Marshy interrupted me. "None of our business, Foxy. You shouldn't have to tell anyone. You've never asked me who I wanted in my bed. I'm not going to start asking you."
"I know you want my sister in your bed," I said, rolling my eyes.
"Finish getting dressed," Marshy said and left my room mumbling about puck bunnies.
"You sure you're okay," Dix asked. "You look like shit."
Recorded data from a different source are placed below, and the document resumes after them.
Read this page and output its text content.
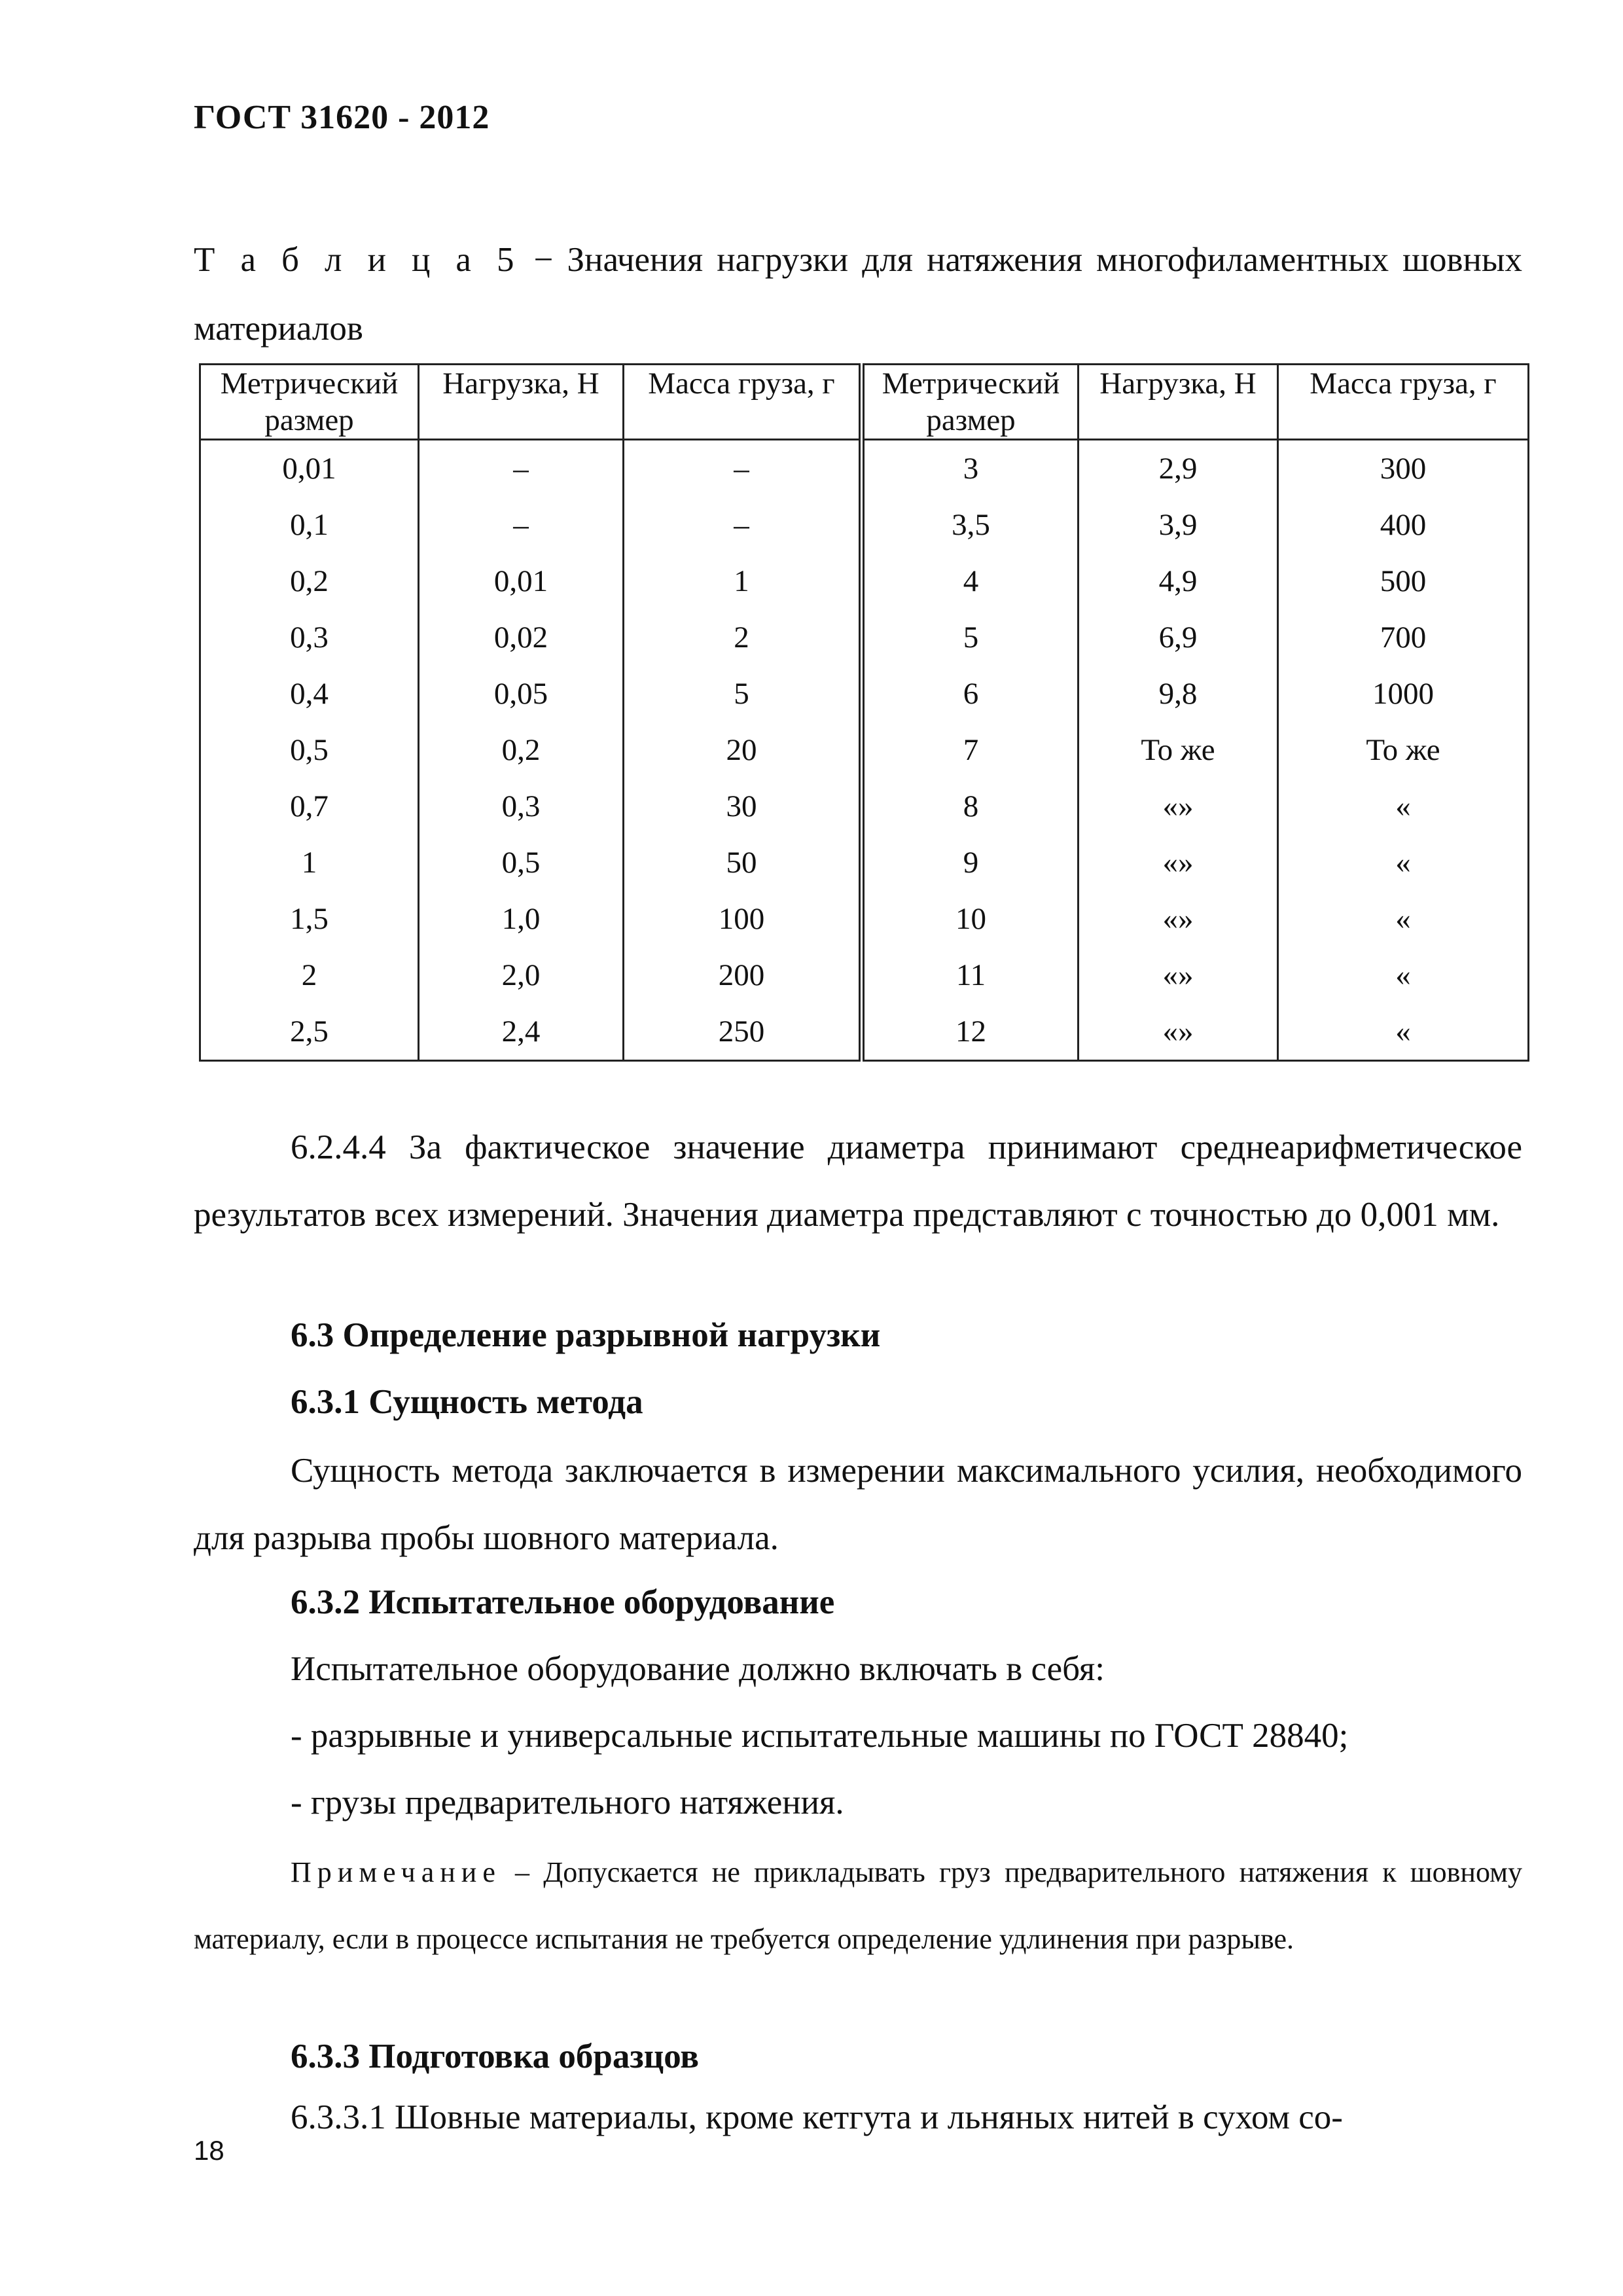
ГОСТ 31620 - 2012
Т а б л и ц а 5 − Значения нагрузки для натяжения многофиламентных шовных
материалов
Метрический размер	Нагрузка, Н	Масса груза, г	Метрический размер	Нагрузка, Н	Масса груза, г
0,01	–	–	3	2,9	300
0,1	–	–	3,5	3,9	400
0,2	0,01	1	4	4,9	500
0,3	0,02	2	5	6,9	700
0,4	0,05	5	6	9,8	1000
0,5	0,2	20	7	То же	То же
0,7	0,3	30	8	«»	«
1	0,5	50	9	«»	«
1,5	1,0	100	10	«»	«
2	2,0	200	11	«»	«
2,5	2,4	250	12	«»	«
6.2.4.4 За фактическое значение диаметра принимают среднеарифметическое результатов всех измерений. Значения диаметра представляют с точностью до 0,001 мм.
6.3 Определение разрывной нагрузки
6.3.1 Сущность метода
Сущность метода заключается в измерении максимального усилия, необходимого для разрыва пробы шовного материала.
6.3.2 Испытательное оборудование
Испытательное оборудование должно включать в себя:
- разрывные и универсальные испытательные машины по ГОСТ 28840;
- грузы предварительного натяжения.
Примечание – Допускается не прикладывать груз предварительного натяжения к шовному материалу, если в процессе испытания не требуется определение удлинения при разрыве.
6.3.3 Подготовка образцов
6.3.3.1 Шовные материалы, кроме кетгута и льняных нитей в сухом со-
18
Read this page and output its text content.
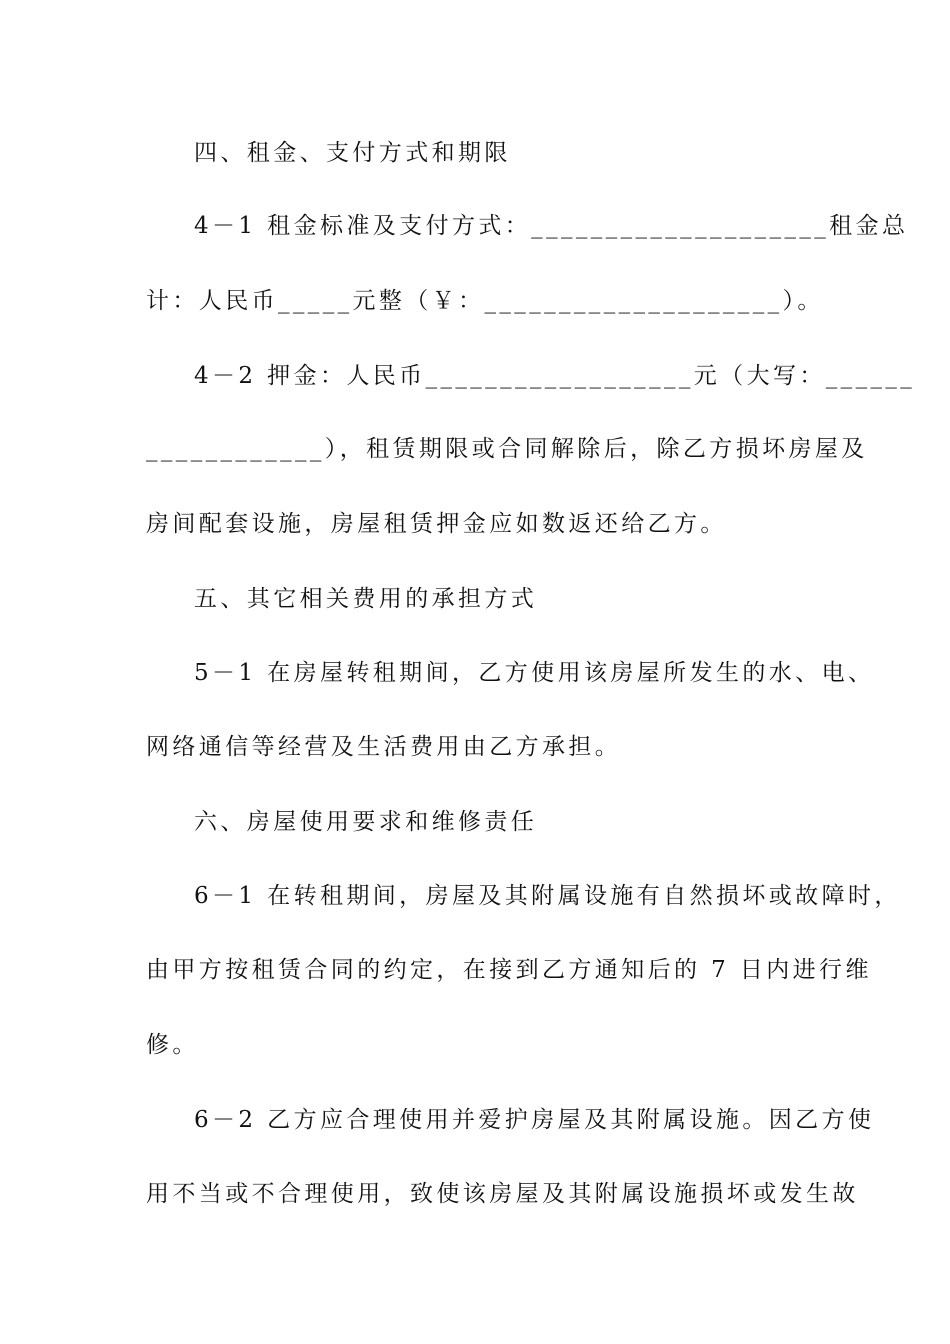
四、租金、支付方式和期限
4－1 租金标准及支付方式：____________________租金总
计：人民币_____元整（￥：____________________）。
4－2 押金：人民币__________________元（大写：______
____________），租赁期限或合同解除后，除乙方损坏房屋及
房间配套设施，房屋租赁押金应如数返还给乙方。
五、其它相关费用的承担方式
5－1 在房屋转租期间，乙方使用该房屋所发生的水、电、
网络通信等经营及生活费用由乙方承担。
六、房屋使用要求和维修责任
6－1 在转租期间，房屋及其附属设施有自然损坏或故障时，
由甲方按租赁合同的约定，在接到乙方通知后的 7 日内进行维
修。
6－2 乙方应合理使用并爱护房屋及其附属设施。因乙方使
用不当或不合理使用，致使该房屋及其附属设施损坏或发生故
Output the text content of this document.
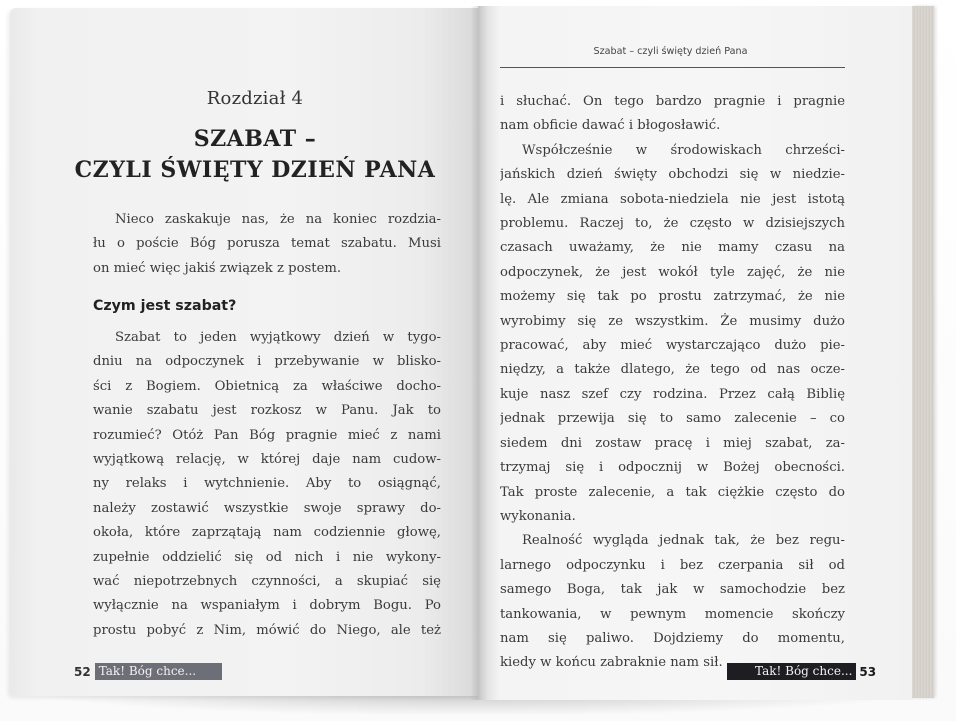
Rozdział 4
SZABAT –
CZYLI ŚWIĘTY DZIEŃ PANA
Nieco zaskakuje nas, że na koniec rozdzia-
łu o poście Bóg porusza temat szabatu. Musi
on mieć więc jakiś związek z postem.
Czym jest szabat?
Szabat to jeden wyjątkowy dzień w tygo-
dniu na odpoczynek i przebywanie w blisko-
ści z Bogiem. Obietnicą za właściwe docho-
wanie szabatu jest rozkosz w Panu. Jak to
rozumieć? Otóż Pan Bóg pragnie mieć z nami
wyjątkową relację, w której daje nam cudow-
ny relaks i wytchnienie. Aby to osiągnąć,
należy zostawić wszystkie swoje sprawy do-
okoła, które zaprzątają nam codziennie głowę,
zupełnie oddzielić się od nich i nie wykony-
wać niepotrzebnych czynności, a skupiać się
wyłącznie na wspaniałym i dobrym Bogu. Po
prostu pobyć z Nim, mówić do Niego, ale też
52 Tak! Bóg chce...
Szabat – czyli święty dzień Pana
i słuchać. On tego bardzo pragnie i pragnie
nam obficie dawać i błogosławić.
Współcześnie w środowiskach chrześci-
jańskich dzień święty obchodzi się w niedzie-
lę. Ale zmiana sobota-niedziela nie jest istotą
problemu. Raczej to, że często w dzisiejszych
czasach uważamy, że nie mamy czasu na
odpoczynek, że jest wokół tyle zajęć, że nie
możemy się tak po prostu zatrzymać, że nie
wyrobimy się ze wszystkim. Że musimy dużo
pracować, aby mieć wystarczająco dużo pie-
niędzy, a także dlatego, że tego od nas ocze-
kuje nasz szef czy rodzina. Przez całą Biblię
jednak przewija się to samo zalecenie – co
siedem dni zostaw pracę i miej szabat, za-
trzymaj się i odpocznij w Bożej obecności.
Tak proste zalecenie, a tak ciężkie często do
wykonania.
Realność wygląda jednak tak, że bez regu-
larnego odpoczynku i bez czerpania sił od
samego Boga, tak jak w samochodzie bez
tankowania, w pewnym momencie skończy
nam się paliwo. Dojdziemy do momentu,
kiedy w końcu zabraknie nam sił.
Tak! Bóg chce... 53
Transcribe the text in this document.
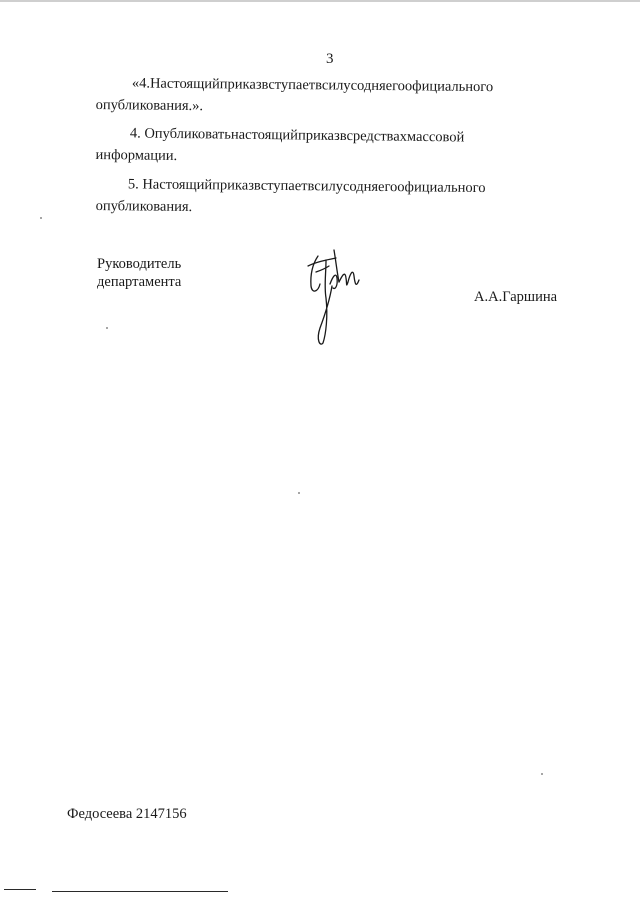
3
«4.Настоящийприказвступаетвсилусодняегоофициального
опубликования.».
4. Опубликоватьнастоящийприказвсредствахмассовой
информации.
5. Настоящийприказвступаетвсилусодняегоофициального
опубликования.
Руководитель
департамента
А.А.Гаршина
Федосеева 2147156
"I don't know," I answered truthfully. "I knew he'd be pissed but… Christ." My hand drifted to my throat and I looked away from him. He patted me on the back again.
"Take a few minutes. We'll be in the living room," Dix said and quietly left my room.
I sat on my bed and cradled my head in my hands. The events of the morning were not what I expected, but no one ever planned to be attacked by a parent. My phone rang and a hysterical Arielle screamed into my ear. It took me ten minutes to settle her down enough to tell her I really was okay. Marshy had a big fucking mouth.
"We're heading over to Jack's for a few drinks," I said. "You're welcome to join us."
She finally agreed to meet us at the bar. Right before I ended the conversation, I whispered, "They know, Arielle. Dad fucking outed me to Marshy and Dix."
She sighed loudly before disconnecting the call.
I could hear their voices when I stepped out of my room. For a second, I thought about listening to their conversation, waiting for the inevitable ugly words to creep in when they mentioned my name. They knew my secret and I felt twitchy. Marshy grinned when he saw me. It all seemed normal, not forced, but I was going to stay on guard, just in case things went to hell.
"Jesus, Foxy, you look like you went ten rounds with a heavyweight."
"Feel like it too," I said. I caught a glimpse of my reflection in a beer mirror hanging on the wall. Bruises were blossoming around my throat.
A strained silence surrounded us until Marshy gave me a small shove. "We're wasting valuable drinking time and my hangover is getting worse. It needs to be destroyed."